50 David B. Quinn, in New American World reprints Saint Brendan’s mythical Navigatio, which circulated in Europe in the last quarter of the fifteenth century; the islands where he was said to have landed appeared on maps into the fifteenth century (1:54). Parry observes that “nothing illustrates European geographical ignorance better than the long inability of the reading public to discriminate between [Marco] Polo’s eyewitness accounts and [Sir John] Mandeville’s lying wonders” (p. 8), at least where extra-Mediterranean navigation was not politically and economically important; when such travels got seriously under way, “the value of Marco Polo’s Travels as a reliable source of information came to be generally recognized,” first, presumably, among serious students: both Henry the Navigator of Portugal and Columbus owned copies (p. 8). Pierre Chaunu, however, while acknowledging that because of Marco Polo thirteenth-century Asia became contemporary with Christopher Columbus in the imagination of Europe (L’expansion européenne, p. 85), also notes that the Travels were read for the pretty picture Marco Polo paints of the khan in a Europe enfeebled by plague and famine.
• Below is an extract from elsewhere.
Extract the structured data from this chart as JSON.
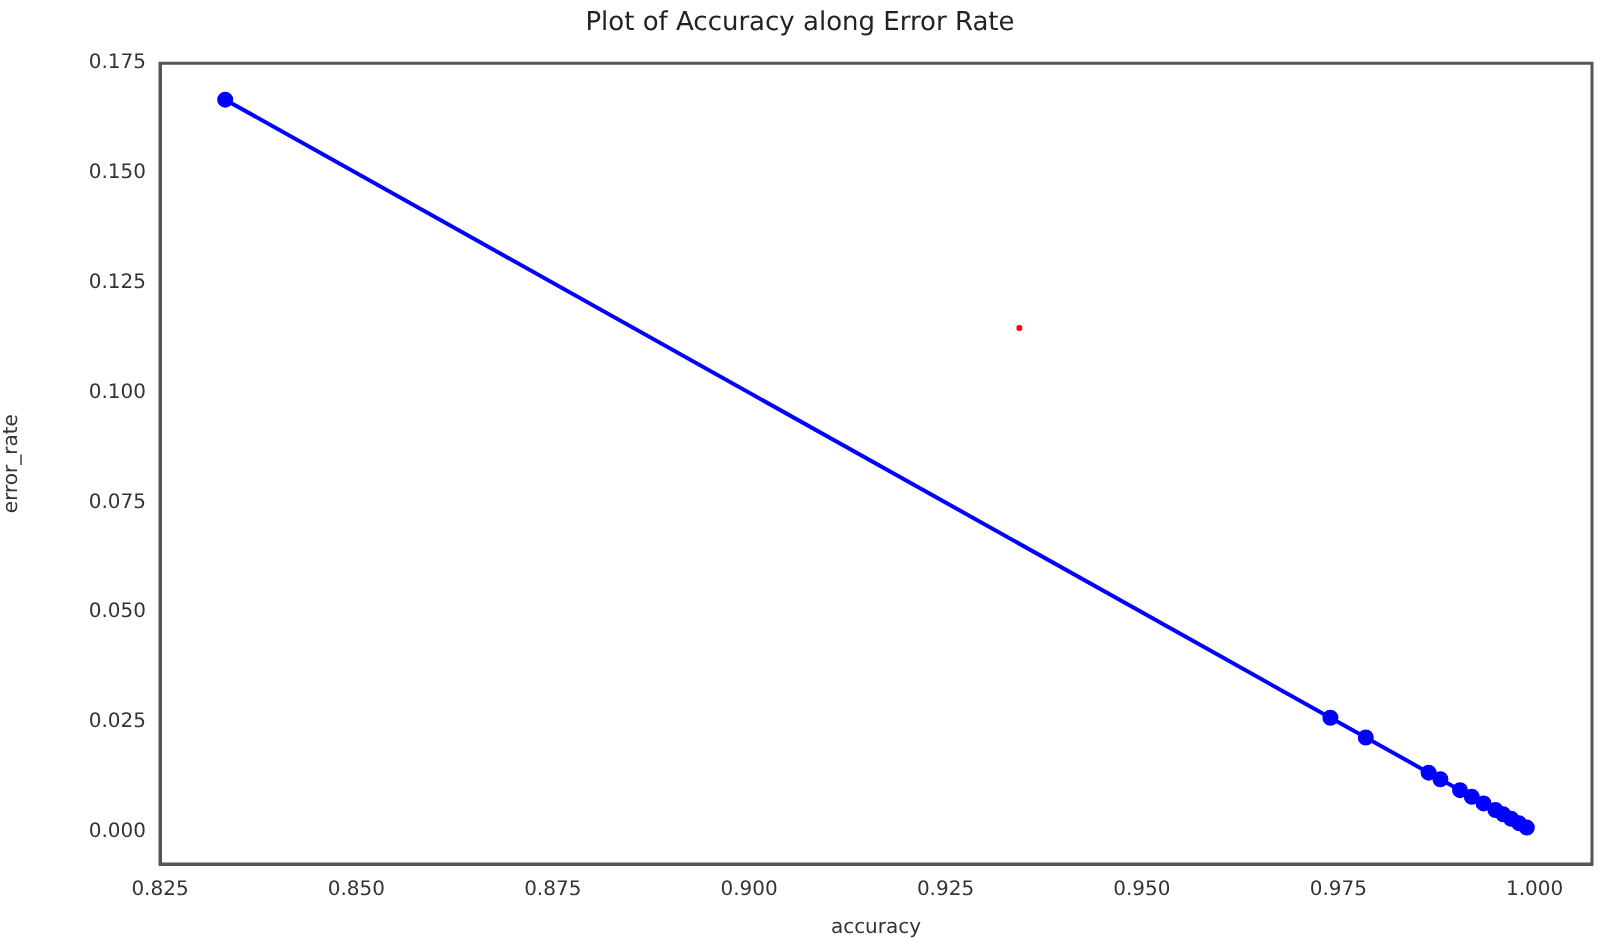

Carlo Ginzburgh in Il fromaggio e i vermi tells the story of a miller from a small village in northern Italy, who was burned by the Inquisition for his heresies, some of which consisted in his acceptance of the validity of non-Christian cultures and religions he had read about in Mandeville’s Travels.

51 Walter Mignolo notes the non sequitur: “Castilians readily conceded that the Aztecs had books, even though they knew they did not have writing” ("Signs and Their Transmission").

52 See Parry on the religious definition of the conquest under Isabella and on its relation to the Catholic reconquest of the Iberian Peninsula: if the inhabitants of the new continent were not Christian, at least they were not Muslims; this was one of the logical openings to catechization (p. 30).

53 Francis Jennings reminds us that “European explorers and invaders discovered an inhabited land. Had it been pristine wilderness then, it would possibly be so still today, for neither the technology nor the social organization of Europe in the sixteenth and seventeenth centuries had the capacity to maintain, of its own resources, outpost colonies thousands of miles from home” (p. 15).

54 The same expression was used by the Jesuit missionary to Brazil José de Anchieta to describe the people he had been sent to catechize: they were “tamquam tabulae rasae” on which it would be easy to inscribe Christianity (A província do Brasil, p. 43).

55 See, for instance, chap. 13, “We Must Burn Them,” on the buildup toward war against the Pequods.

56 Adorno discussed that in “Arms, Letters, and the Mestizo Historian in Early Colonial Mexico.” The reference is to Michel de Certeau, Heterologies, p. 68.